Immunoblot commonly referred to as “Western blot” (WB), is used to detect antibodies to specific epitopes of electrophoretically separated subspecies of antigens. Western Blotting or immunoblotting is to determine the relative amounts of the protein present in different samples, with a specific primary antibody. Development of electrophorteic transfer to a suitable membrane, by Towbin and others (Western Blot) now permits the rapid, efficient and quantitative transfer of protein and nucleic acids to immobilizing media.

In these assays, antigens are first electrophoresed and then blotted onto a piece of filter paper. Thus the filter paper is the solid phase to which the antigen is bound. The filter is

blocked and then reacted with appropriate tagged antibodies and then substrate. Spots can then be detected by immuno blotting. A color reaction indicates a positive test. These spots indicate the position of the protein of interest.
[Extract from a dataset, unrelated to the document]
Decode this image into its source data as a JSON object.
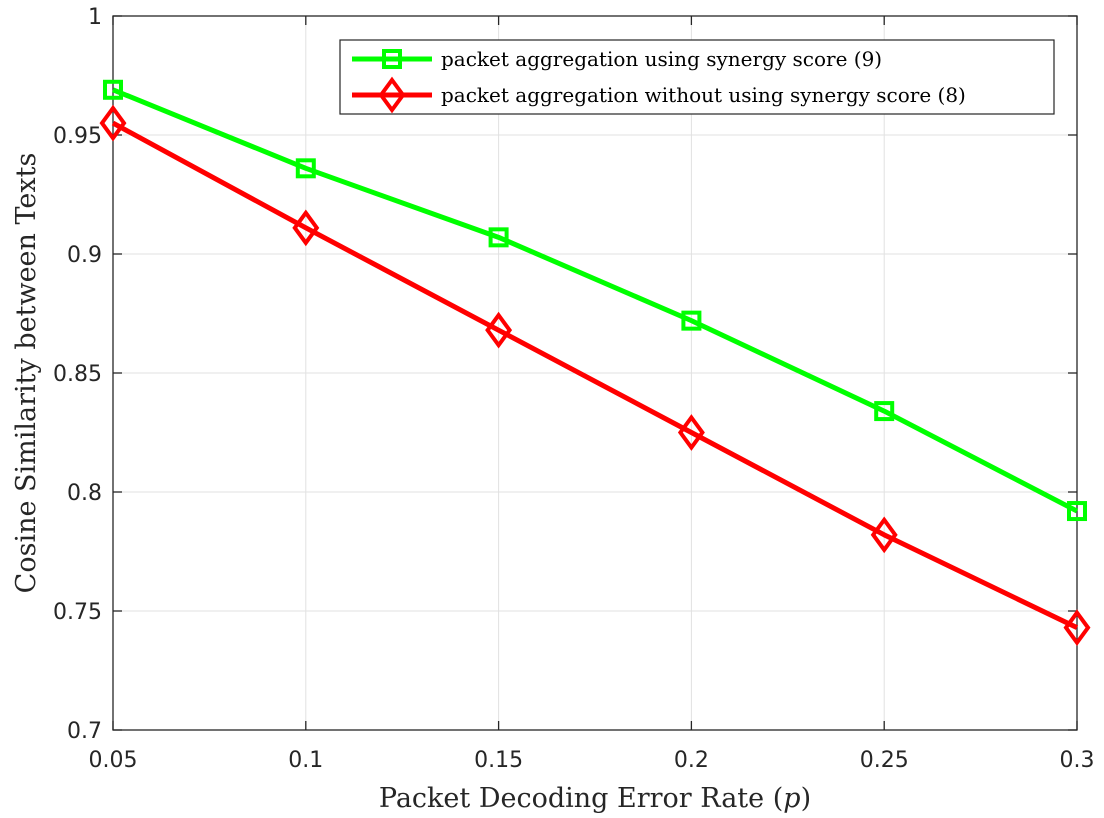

The transfer of electrophoretically resolved DNA, RNA, and protein to an immobilizing paper or membrane matrix has become a standard procedure for the sensitive and specific detection of biologically interesting macromolecules. Exact and reproducible replicas of separations are captured on the paper or membrane sheets. After transfer, antigens, antibodies, hormones, receptor proteins, and glycoproteins can be detected by staining or by specific fluorescent (FIA), enzyme-substrate (EIA), or autoradiographic (RIA) assay.

Western blots allow investigators to determine the molecular weight of the protein and to measure the relative amounts of protein present in different samples.

Western Blotting systems are useful for the transfer of protein samples from SDS-PAGE gel to nitrocellulose membrane support with gel cassette at high current. The cassette is submerged in a buffer tank in between anode and cathode cells.